October 27, 2015 | Permalink | No Comments
October 26, 2015
What’s Pushing Down The Homeownership Rate?
S&P has posted a report, What’s Pushing Down The U.S. Homeownership Rate? It opens,
Seven years after the Great Recession began, a number of key economic factors today have reverted from their short-term extremes. Home prices are rebounding, unemployment is declining, and optimism is rising among economists if not among financial markets that the U.S. economy may finally be strong enough to withstand a rate hike from the Federal Reserve. All these trends point to reversals from the recession’s dismal conditions. Even so, one telling trend for the nation’s economy hasn’t yet reverted to its historic norm: the homeownership rate. The rising proportion of renters to owner occupants that followed the housing market turmoil has yet to wane. Compound this with tougher mortgage qualifying requirements over recent years, and it’s not surprising that the homeownership rate, which measures the percentage of housing units that the owner occupies, dropped to a 50 year low of 63.4% in first quarter 2015. However, the further decreases in unemployment and increases in hourly wages that our economists forecast for the next two years may set the stage for an eventual comeback, if only a modest one. (1)

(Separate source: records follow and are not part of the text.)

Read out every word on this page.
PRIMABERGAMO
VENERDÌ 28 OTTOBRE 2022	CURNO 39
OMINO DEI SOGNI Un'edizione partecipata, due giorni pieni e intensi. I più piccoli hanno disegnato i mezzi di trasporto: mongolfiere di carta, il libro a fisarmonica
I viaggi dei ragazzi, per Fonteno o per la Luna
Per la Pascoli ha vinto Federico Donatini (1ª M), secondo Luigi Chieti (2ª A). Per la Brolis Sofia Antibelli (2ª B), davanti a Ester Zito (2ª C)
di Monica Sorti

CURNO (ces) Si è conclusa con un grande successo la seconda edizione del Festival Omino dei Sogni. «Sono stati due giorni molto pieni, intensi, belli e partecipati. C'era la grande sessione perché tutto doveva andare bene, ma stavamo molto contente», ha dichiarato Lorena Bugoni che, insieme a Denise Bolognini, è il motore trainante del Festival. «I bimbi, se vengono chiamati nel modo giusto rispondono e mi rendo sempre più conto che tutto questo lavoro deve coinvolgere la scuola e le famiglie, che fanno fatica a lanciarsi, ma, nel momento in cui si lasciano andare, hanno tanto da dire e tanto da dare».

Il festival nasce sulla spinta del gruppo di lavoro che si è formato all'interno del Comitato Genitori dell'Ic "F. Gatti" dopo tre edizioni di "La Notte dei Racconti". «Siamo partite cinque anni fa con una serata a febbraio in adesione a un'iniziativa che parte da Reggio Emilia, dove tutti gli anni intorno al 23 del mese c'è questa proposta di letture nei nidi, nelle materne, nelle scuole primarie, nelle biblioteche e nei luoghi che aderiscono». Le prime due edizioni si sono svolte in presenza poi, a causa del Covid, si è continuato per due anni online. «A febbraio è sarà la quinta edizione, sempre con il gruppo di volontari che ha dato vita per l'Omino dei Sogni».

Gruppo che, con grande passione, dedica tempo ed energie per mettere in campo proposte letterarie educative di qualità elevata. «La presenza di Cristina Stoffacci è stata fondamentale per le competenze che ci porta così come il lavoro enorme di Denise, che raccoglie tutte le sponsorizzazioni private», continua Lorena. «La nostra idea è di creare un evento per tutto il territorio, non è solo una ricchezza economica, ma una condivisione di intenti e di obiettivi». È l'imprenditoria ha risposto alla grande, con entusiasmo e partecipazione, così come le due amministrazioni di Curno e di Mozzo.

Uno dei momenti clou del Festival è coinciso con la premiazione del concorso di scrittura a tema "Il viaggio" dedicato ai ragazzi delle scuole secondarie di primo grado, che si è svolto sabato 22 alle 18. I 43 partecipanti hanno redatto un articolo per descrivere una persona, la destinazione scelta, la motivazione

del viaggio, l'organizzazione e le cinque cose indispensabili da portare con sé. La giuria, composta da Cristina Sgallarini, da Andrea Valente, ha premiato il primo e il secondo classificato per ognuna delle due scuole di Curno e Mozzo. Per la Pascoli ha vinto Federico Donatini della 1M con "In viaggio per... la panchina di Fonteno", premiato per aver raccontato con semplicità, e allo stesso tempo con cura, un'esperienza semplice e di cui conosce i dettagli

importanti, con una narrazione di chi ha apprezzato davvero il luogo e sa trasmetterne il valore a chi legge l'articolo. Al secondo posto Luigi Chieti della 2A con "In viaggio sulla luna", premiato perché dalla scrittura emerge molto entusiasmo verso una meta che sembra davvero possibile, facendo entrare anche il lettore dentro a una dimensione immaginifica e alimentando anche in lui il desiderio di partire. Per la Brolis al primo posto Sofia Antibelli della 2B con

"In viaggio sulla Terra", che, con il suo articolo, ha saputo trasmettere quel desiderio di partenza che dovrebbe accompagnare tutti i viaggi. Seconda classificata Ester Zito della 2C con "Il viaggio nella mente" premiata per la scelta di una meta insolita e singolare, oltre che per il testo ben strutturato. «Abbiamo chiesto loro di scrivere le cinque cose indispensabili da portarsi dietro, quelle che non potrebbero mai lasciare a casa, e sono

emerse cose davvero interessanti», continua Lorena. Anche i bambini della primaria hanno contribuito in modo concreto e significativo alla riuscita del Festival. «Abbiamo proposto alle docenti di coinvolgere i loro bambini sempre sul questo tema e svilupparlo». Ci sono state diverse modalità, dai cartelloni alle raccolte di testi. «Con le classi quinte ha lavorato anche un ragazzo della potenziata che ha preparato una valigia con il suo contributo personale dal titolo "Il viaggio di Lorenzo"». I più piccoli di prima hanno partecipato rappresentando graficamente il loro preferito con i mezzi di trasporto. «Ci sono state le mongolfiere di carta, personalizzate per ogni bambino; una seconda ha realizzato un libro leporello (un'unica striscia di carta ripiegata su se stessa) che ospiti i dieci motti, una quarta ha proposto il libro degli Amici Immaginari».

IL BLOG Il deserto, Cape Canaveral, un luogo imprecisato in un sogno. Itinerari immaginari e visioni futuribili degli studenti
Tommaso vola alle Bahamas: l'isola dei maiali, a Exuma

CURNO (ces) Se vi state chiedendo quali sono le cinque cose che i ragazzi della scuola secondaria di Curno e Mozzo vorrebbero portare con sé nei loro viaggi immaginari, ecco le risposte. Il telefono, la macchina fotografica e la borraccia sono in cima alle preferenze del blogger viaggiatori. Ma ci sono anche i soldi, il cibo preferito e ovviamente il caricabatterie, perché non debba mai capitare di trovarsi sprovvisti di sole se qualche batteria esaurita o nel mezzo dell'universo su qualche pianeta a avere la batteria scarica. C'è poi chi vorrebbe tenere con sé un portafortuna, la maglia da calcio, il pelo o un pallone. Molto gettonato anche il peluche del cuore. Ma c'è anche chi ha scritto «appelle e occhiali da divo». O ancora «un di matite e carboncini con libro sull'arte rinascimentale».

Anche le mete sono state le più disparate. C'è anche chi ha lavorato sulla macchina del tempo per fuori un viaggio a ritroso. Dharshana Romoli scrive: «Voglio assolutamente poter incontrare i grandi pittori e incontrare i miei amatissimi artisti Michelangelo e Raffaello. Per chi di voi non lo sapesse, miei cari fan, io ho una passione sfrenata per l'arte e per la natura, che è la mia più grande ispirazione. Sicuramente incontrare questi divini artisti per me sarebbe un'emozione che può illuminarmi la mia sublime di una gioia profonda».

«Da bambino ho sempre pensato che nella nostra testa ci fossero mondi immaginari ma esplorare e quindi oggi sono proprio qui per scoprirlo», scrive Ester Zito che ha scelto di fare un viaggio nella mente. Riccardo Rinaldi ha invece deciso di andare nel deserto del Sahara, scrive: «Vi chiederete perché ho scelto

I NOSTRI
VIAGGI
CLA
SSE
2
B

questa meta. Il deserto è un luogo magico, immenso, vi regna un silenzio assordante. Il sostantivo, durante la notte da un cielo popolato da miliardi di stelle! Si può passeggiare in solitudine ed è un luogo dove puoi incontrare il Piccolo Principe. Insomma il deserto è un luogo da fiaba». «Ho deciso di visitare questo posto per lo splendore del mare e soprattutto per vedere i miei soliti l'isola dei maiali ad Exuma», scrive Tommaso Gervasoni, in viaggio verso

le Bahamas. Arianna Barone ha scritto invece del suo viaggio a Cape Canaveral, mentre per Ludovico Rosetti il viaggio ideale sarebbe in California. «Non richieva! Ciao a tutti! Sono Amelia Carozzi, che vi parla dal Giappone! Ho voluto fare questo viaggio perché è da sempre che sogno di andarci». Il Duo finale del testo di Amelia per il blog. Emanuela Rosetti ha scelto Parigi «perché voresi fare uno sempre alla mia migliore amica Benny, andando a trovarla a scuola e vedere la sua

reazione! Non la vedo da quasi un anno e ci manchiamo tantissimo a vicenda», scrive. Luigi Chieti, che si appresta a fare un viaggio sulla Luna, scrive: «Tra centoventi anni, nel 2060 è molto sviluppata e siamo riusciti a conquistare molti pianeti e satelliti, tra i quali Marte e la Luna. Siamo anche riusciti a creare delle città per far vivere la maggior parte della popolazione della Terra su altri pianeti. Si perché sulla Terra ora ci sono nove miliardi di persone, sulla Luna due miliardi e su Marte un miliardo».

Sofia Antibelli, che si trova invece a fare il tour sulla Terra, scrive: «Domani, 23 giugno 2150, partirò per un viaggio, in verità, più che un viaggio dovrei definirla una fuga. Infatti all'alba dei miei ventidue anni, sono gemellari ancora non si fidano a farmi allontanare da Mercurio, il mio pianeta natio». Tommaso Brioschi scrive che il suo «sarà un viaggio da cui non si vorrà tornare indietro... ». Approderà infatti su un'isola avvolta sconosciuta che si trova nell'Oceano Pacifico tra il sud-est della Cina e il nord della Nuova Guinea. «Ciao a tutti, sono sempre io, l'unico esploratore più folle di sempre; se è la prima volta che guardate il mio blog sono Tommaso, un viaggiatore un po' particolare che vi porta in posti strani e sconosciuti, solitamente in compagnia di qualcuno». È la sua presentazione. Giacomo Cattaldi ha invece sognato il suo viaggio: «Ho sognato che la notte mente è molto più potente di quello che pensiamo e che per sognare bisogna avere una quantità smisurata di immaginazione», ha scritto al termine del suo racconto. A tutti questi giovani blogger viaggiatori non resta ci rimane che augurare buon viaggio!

S&P concludes that many have chosen not to become homeowners because of diminished “mortgage availability and income growth.” (8) Like many others, S&P assumes inthat the homeownership rate is unnaturally depressed, having fallen so far below its pre-bubble high of 69.2%. While the current rate is low, S&P does not provide any theory of a “natural” rate of homeownership (cf. natural rate of unemployment). Clearly, the natural rate in today’s economy s higher than something in the 40-50 percent range that existed before the federal government became so involved in housing finance. And clearly, it is lower than 100% — not everyone should be or wants to be a homeowner. But merely asserting that it is lower than its high is an insufficient basis for identifying the appropriate level today.
I think that the focus should remain on income growth and income inequality. If we address those issues, the homeownership rate should find its own equilibrium. If we push people into homeownership without ensuring that they have stable incomes, we are setting them up for a fall.
October 26, 2015 | Permalink | No Comments
Friday’s Government Reports Roundup
- The National Housing Conference released its 2015 “Paycheck to Paycheck” report, which reports how the gap between housing and wages has increased.
- The National Bureau of Economic Research released a working paper, Housing Booms and Busts, Labor Market Opportunities, and College Attendance, which reports a correlation between the state of the housing market and college attendance.
- CoreLogic released its August 2015 National Foreclosure Report, showing that, since August 2014, there has been a decrease in the amount of foreclosures.
- Center on Budget and Policy Priorities released “How Housing Vouchers Can Help California’s Rental Crisis”.